Tom Watson, the Digital Engagement Minister, is named in the one of the emails from McBride to Draper where he says they have just “had a chat”. Tom was not copied in on the email – why bother emailing someone you sit next to? Watson boasted on his blog only last week that he was influenced by reading Mudslingers: The Twenty-five Dirtiest Political Campaigns of All Time. The blurb says “the political historian who is intrigued by the down right nasty will be interested in Mudslingers”.
You can’t judge a book by the cover, but you can make a judgement from a man’s reading choices.
Guido knows from personal experience just how poisonous Watson can be. When the Smith Institute stories started to gain traction in late 2006, Watson and McBride were the architects of the counter-attack. Labour’s political research unit went through every detail of Guido’s life. Watson, no doubt in league with McBride, then tried to place dirt. All of a sudden details of Guido’s life became public knowledge. Anonymous emails were sent to Guido with Mrs Fawkes work email address highlighted with instructions to “drop it”. The woman got threats sent to her office. Unfortunately it being a counter-attack organised by idiots, the woman being got at was a woman with the same name working in the same industry. The police were called in – the threats could not be traced back.
Watson tried to place the infamous Student-Guido-BNP-link smear (long story, but the journalist who wrote the original story apologised in writing and wrote a 300 word retraction). Whenever Guido got a call – and he did get a few – he simply gave the journalist concerned a copy of the retraction and the number for the author of the original article. Watson/McBride tried to re-ignite the story with the Guardian, Independent on Sunday, Observer and New Statesman. None would print it because it didn’t stand up. It was from sources at the Statesman that Guido learnt it was Downing Street doing the smearing.
On February 11, 2007, the story appeared simultaneously on a number of left-wing blogs who lapped it up gleefully. Tom Watson immediately highlighted it early on a Sunday morning on his blog. He added to the allegations on his own blog with a suggestion that Cameron and Osborne might have done drugs and attended “illegal raves” organised by Guido; “They’re the same age and were knocking about in the same crowd.

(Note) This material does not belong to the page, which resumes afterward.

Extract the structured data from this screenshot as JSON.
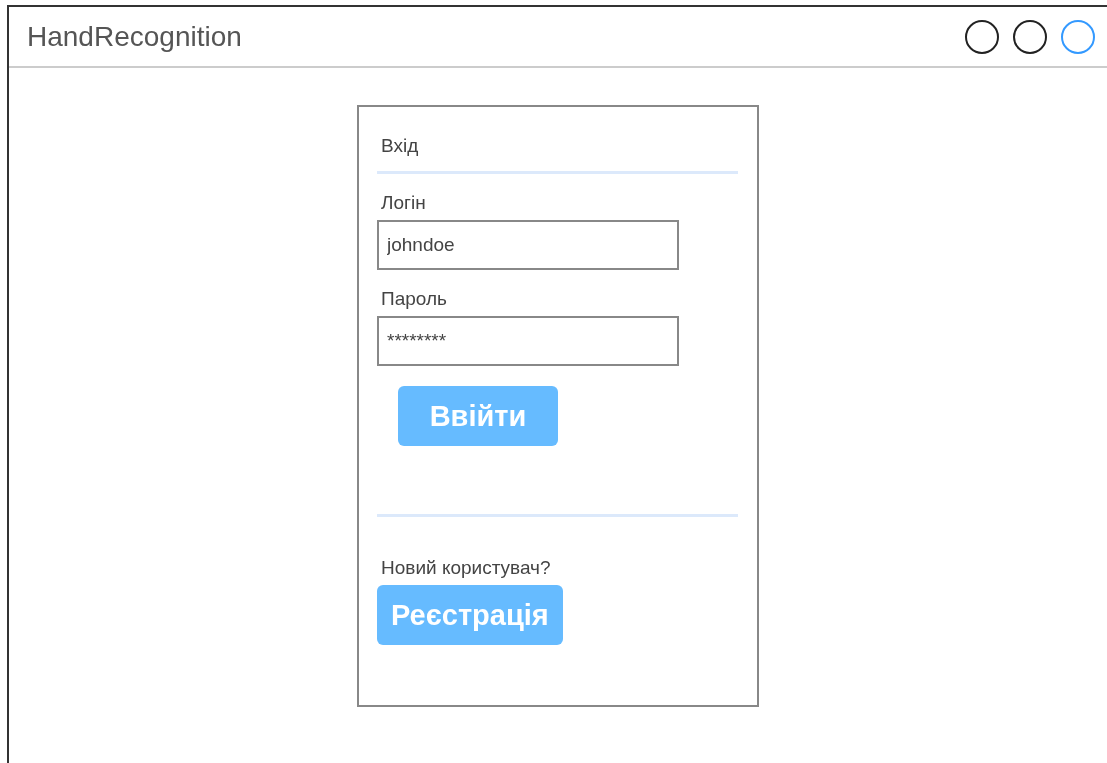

Just a thought”. Guido got hold of Counsel (on a Sunday), Counsel said it was extraordinary to see such varied libels in one paragraph. Watson got a legal warning by email, immediately he pulled the article. The other blogs followed suit. When Watson plays dirty, he plays really dirty.
Over at Cowley Street they believe, but were never able to prove, that the now defunct LibDemWatch site was spawned by Tom Watson – they were able only to trace it back to the parliamentary servers. The British Bullshit Foundation blog was another prototype attack blog. It was widely assumed to be run out of Watson’s private office – Watson when challenged denied this, only to admit on his blog later that he had met the author.

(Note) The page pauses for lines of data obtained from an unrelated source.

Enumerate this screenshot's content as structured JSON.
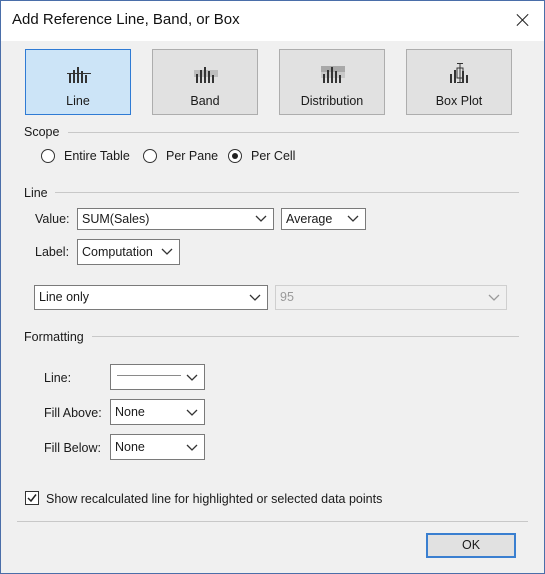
{
  "dialog": {
    "title": "Add Reference Line, Band, or Box"
  },
  "types": [
    {
      "label": "Line",
      "selected": true
    },
    {
      "label": "Band",
      "selected": false
    },
    {
      "label": "Distribution",
      "selected": false
    },
    {
      "label": "Box Plot",
      "selected": false
    }
  ],
  "scope": {
    "label": "Scope",
    "options": [
      {
        "label": "Entire Table",
        "checked": false
      },
      {
        "label": "Per Pane",
        "checked": false
      },
      {
        "label": "Per Cell",
        "checked": true
      }
    ]
  },
  "line": {
    "label": "Line",
    "value_label": "Value:",
    "value": "SUM(Sales)",
    "aggregation": "Average",
    "label_label": "Label:",
    "label_value": "Computation",
    "interval_type": "Line only",
    "confidence": "95"
  },
  "formatting": {
    "label": "Formatting",
    "line_label": "Line:",
    "fill_above_label": "Fill Above:",
    "fill_above": "None",
    "fill_below_label": "Fill Below:",
    "fill_below": "None"
  },
  "recalc": {
    "label": "Show recalculated line for highlighted or selected data points",
    "checked": true
  },
  "buttons": {
    "ok": "OK"
  }
}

It was Watson who with unintentionally hilarious consequences uploaded the Sion Simon / WebCameron attack video. Watson had the sense to take down the video when it was met with a universal backlash over the way it brought in Cameron’s wife and children. It also showed what a complete prat Sion Simon can be.
There is a clear pattern of behaviour, Watson has form for using the internet for attacking opponents and their families, often anonymously. Even when he isn’t directly implicated (as once again this time) he is never far away.
The Tories need to demand Gus O’Donnell gathers up and reviews all emails sent by Tom Watson to the likes of Kevin Maguire and Derek Draper. If Tom Watson really wants to clear his name, and he has been threatening the BBC with lawyers, let Gus have a look. Of course, Tories could just make FoI/DPA requests for emails of which they are the subject.